Photo from: http://fashion.telegraph.co.uk/columns/luke-leitch/TMG10675589/Chanel-autumnwinter-2014-at-Paris-Fashion-Week.html
Having not long ago visited Paris, I was keen to keep informed on PFW. Chanel’s display incorporated an extremely lavish supermarket layout with chanel-branded products. The clothes themselves were were quite varied, with lots of pastel tones, oversized coats, obviously with the Chanel culture attached to it. It was an extremely innovative catwalk design by Karl Lagerfeld but I can’t help think the it was a hindrance not help to the clothes!
I have just come back from four days in Paris, which was organised as a course trip by the university of Leeds. One of our days was spent at Premiere Vision: an international fabric trade show for buyers internationally to visit to buy fabrics for their collections. This visit was for Spring/Summer 2015 collections and designers from all over the world exhibited their work. Premiere Vision began 40 years ago in France and it expanded on a European basis and then onto a global scale. It is now an international marketplace where designers are selected and chosen on a really good quality basis. We received a talk from the England/Ireland representative who gave us an overview of the show and ideas of what to look at. The main advice was to look at the trends that were apparent at the show, this was specifically through touch tables in which, visitors could feel the fabric qualities.
The complex is extremely big and if spent looking at each section thoroughly, it would take several days to get through it. The halls were divided into categories for example, Indigo was print design in which print designs were displayed for buyers to buy. It was really interested to see how the stands were set up for business people to make appointments to negotiate buying deals. This area had swatches and designs mounted onto card, which were sold as seen, therefore you are buying the copyright to the work. Expofil consisted for fibres, filaments, yarns, which were not in production but merely ideas.
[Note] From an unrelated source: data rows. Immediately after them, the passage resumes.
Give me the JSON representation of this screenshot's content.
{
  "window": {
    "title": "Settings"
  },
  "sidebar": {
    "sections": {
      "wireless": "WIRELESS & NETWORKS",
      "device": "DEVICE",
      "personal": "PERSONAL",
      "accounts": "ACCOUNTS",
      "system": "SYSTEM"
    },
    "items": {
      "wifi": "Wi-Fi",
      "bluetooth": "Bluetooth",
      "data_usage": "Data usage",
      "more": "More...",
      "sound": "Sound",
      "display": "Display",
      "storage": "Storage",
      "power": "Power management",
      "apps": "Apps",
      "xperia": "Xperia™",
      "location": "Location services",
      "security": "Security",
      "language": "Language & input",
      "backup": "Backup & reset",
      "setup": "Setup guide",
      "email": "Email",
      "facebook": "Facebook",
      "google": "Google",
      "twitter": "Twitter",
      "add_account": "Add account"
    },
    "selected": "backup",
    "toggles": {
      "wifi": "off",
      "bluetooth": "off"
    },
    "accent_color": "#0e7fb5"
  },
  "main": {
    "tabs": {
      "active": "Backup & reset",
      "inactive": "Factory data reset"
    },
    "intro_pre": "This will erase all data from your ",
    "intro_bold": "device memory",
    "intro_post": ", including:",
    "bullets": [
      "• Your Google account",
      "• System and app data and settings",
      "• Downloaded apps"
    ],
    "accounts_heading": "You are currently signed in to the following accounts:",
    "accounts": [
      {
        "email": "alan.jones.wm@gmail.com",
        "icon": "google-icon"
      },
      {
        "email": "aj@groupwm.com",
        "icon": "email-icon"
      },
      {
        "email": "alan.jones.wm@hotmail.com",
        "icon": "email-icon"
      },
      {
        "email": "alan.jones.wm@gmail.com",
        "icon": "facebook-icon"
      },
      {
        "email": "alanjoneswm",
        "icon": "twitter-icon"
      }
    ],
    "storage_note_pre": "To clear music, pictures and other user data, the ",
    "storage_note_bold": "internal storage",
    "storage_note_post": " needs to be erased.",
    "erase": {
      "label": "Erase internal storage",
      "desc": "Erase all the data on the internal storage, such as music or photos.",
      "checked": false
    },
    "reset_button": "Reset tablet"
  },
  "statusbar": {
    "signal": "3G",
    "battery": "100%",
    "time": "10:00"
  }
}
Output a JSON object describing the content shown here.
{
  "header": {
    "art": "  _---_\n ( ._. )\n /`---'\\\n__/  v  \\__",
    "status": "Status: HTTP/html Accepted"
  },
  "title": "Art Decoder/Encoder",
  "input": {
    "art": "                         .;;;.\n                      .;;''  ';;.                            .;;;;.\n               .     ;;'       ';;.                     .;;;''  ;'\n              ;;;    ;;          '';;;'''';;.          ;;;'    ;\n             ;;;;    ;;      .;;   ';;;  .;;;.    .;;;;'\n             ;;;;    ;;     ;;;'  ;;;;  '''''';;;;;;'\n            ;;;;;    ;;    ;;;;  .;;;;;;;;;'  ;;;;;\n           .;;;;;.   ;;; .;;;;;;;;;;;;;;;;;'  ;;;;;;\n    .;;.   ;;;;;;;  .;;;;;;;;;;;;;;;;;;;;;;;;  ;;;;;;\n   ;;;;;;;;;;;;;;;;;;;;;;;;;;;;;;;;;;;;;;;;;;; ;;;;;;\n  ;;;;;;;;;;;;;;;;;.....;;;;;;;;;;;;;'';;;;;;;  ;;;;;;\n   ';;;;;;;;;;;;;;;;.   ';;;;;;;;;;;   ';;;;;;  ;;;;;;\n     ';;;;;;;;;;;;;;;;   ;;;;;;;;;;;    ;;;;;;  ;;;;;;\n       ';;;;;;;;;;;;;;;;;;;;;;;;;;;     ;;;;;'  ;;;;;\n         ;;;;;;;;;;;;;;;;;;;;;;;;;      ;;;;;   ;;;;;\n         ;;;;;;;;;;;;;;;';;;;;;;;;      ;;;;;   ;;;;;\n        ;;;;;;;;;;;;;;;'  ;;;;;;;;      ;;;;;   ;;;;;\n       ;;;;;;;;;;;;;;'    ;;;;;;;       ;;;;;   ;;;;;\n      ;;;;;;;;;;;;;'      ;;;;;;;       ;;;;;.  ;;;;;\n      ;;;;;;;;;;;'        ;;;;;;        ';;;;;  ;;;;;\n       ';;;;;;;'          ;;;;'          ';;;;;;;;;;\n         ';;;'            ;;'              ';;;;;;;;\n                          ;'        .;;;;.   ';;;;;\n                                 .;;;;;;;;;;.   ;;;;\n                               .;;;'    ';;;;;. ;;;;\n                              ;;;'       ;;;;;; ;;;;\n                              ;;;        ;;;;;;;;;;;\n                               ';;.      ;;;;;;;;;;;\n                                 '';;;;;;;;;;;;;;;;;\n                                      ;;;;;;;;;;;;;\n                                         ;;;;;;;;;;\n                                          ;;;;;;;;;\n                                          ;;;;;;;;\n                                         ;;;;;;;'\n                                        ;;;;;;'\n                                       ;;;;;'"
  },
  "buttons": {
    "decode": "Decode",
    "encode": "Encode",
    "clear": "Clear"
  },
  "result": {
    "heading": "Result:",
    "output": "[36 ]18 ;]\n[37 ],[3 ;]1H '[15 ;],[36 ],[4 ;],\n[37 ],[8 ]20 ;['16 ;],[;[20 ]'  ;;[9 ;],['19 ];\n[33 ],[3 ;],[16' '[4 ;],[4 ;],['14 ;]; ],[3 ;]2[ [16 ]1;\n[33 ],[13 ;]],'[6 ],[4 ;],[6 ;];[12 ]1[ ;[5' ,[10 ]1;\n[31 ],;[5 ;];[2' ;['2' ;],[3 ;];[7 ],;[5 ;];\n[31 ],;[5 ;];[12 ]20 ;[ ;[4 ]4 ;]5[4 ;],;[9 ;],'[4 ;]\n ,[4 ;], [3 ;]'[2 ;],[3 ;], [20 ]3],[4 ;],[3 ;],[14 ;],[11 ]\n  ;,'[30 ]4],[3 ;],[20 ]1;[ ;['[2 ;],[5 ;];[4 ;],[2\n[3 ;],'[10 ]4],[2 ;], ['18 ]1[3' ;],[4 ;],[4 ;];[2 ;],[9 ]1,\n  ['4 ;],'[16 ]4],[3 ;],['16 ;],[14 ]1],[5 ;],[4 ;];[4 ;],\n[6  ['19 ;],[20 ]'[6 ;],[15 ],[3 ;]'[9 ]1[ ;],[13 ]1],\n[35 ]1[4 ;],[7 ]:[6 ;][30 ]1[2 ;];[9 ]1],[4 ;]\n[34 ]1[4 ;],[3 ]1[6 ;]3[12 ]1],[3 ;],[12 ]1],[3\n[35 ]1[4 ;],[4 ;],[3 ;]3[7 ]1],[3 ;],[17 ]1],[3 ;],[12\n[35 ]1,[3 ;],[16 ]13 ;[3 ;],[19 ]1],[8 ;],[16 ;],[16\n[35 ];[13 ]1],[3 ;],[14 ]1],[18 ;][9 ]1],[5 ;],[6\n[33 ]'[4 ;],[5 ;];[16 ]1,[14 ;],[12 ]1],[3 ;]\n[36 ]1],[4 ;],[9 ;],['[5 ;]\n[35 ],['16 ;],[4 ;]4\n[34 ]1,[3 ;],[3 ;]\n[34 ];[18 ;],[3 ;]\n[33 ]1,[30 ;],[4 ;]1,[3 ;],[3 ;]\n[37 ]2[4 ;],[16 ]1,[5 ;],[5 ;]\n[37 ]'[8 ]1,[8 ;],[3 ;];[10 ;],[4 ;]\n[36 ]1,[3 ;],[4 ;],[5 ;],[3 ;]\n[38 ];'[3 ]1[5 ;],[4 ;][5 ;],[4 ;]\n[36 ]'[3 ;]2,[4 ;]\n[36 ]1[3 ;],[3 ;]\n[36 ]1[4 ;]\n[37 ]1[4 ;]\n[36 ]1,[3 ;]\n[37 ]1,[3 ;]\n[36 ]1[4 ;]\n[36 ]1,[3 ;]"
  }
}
From my general insight into the exhibition I observed that presenting wool as a raw material was a strong selling point for exhibitors. There was a strong emphasis into showing that sustainable fabrics were at the forefront of the company, even through displaying cotton plants or a plastic sheep! During the talk the phrase: ‘Fashion starts with fabric’ was a key line. It was said by Paul Smith in which he expressed the importance of fabric decisions. My favourite section was Tops and Shirts section, there were printed designs separated through theme, for example: blurry, ethnic accents, aquatic motion, leeming flowers, curious figuratives etc. which I could strong relations to the design process which are apparent in the module brief. In relation to my own practice the exhibition was an extremely eye-opening insight into the industry, gaining a strong understanding for the market I wish to design for and how buyers go about selecting designs and fabrics for their next season’s collections.
On the final day of LFW I have been continually checking my Instagram feed to keep updated with what the designers are doing, one collection that caught my eye was Christopher Kane’s collection incorporating structural, pleating and overlapping, using minimalist colours and strong outlines. I was a dresser for day one at LFW this year where I was able to see the collections produced by London College of Fashion’s MA students, but I have been keeping a close eye on the happenings from Leeds since then! Other designers of interest to me were Erdem and Mary Katrantzou, who still among my top designer list!
photos from: http://www.vogue.com/fashion-week/pre-fall-2014/matthew-williamson/review/#/collection/runway/pre-fall-2014/matthew-williamson/17
In love with Williamson’s Pre Fall 2014 collection, incorporating a huge variety of motifs in the designs. In particular the blue and green architectural repeat patterns. This contrasts really successfully with the soft natural forms and floral prints. In my current design brief on my university course, I am exploring oriental floral designs and architectural forms, thus this collection is a strong influence to think about product outcomes and market levels.
I have always been fond of Erdem, I especially love their choice of colour being quite muted and soft with injection of vibrant yet sophisticated tones. In particular, this Autumn/Winter 2014-15 by them really caught my eye. Perhaps it is because I could see these trends and prints being translated into high street wear. The small scale prints and lace is really intricate and delicate forming a feminine design which is something I would like to portray in my design work this semester. Cant wait!
Having a glance at WGSN trend forecasting for the Spring/Summer 2014 womenswear market, I particularly liked the upcoming geometric prints influenced by handcrafted, Indian-inspired woodblock techniques. The trend focuses on simple repeat block patterns in two-toned colours, the aim is to create a traditional style printing and translate it in an organic, geometric route for womenswear print. This trend has been implemented into the catwalk collections by Chloe and Valentino for their SS14. I personally really like the simplicity but the effectiveness the style beings, with variations of scale and alignment on the body.
I have never really been a big fan of florals on garments but I am taking a liking to winter florals on clothes. It is the muted colour tones and slight more sophistication that is incorporated that I feel makes the outcomes more desirable. I also feel that it looks quite expensive, I hope that florals during the winter seasons will take off further.